Unlike the complexity of jazz, a pop record is either a hit or a miss. If the productions are tight, you win half of the battle. If the hooks and the lyrics are right, you will be on your way to victory. Of course, it’s easier said than done. These days Vietnamese pop albums are being released like baby diapers. You hear it once and you throw it out. The major issue is that most young pop singers do not put their investment into the productions and they rely too much on cheap lyrics to feed their hungry fans. Someone once said that why do I even bother listening to these rubbishes. My hope is to come across something decent. I’ve found it.
Ha Anh Tuan’s Sai Gon Radio is an enjoyable pop record just because he understands the rules of pop.

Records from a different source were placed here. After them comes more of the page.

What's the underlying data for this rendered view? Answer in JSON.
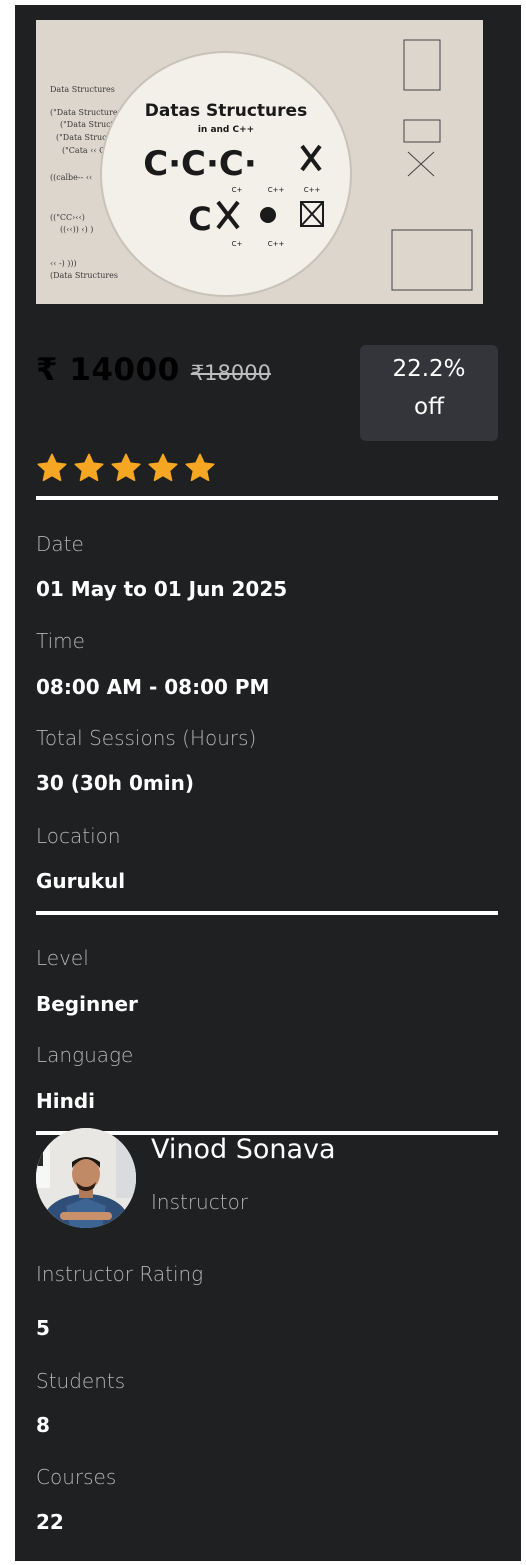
{
  "course": {
    "image_alt": "Datas Structures in and C++",
    "image_title": "Datas Structures",
    "image_subtitle": "in and C++"
  },
  "pricing": {
    "price": "₹ 14000",
    "original_price": "₹18000",
    "discount": "22.2%",
    "discount_suffix": "off"
  },
  "rating": {
    "stars": 5,
    "star_color": "#f5a623"
  },
  "details": {
    "date_label": "Date",
    "date_value": "01 May to 01 Jun 2025",
    "time_label": "Time",
    "time_value": "08:00 AM - 08:00 PM",
    "sessions_label": "Total Sessions (Hours)",
    "sessions_value": "30 (30h 0min)",
    "location_label": "Location",
    "location_value": "Gurukul",
    "level_label": "Level",
    "level_value": "Beginner",
    "language_label": "Language",
    "language_value": "Hindi"
  },
  "instructor": {
    "name": "Vinod Sonava",
    "role": "Instructor",
    "rating_label": "Instructor Rating",
    "rating_value": "5",
    "students_label": "Students",
    "students_value": "8",
    "courses_label": "Courses",
    "courses_value": "22"
  },
  "colors": {
    "card_bg": "#1f2022",
    "badge_bg": "#33353a",
    "label": "#b5b5b5",
    "value": "#ffffff",
    "star": "#f5a623"
  }
}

He knows that the productions have to be pleasurable even when his voice fails him. What makes Sai Gon Radio work is that it doesn’t sound like a hip-hop/R&B imitation and the lyrics aren’t as banal as those Chinese-inflected junk. Although the album opens with a tune called “Radio,” it is more suitable to be spin in the club than on the airwave. The beat is groovy and the hook is catchy as hell. “Ganh Hang Rau” is another dance-driven production, but the words behind the beat are even more inspiring—something about selling vegetables to buy big house. Hey, who said you can’t dream?
Although Anh Tuan’s nasal voice is persuasive even on slow jams like “Loi Nhac So 4,” the album has its share of snoring moments. Still, the record is surprisingly good. What surprises me even more though is the producer behind the tracks. Nhat Trung has certainly stepped up his pop game.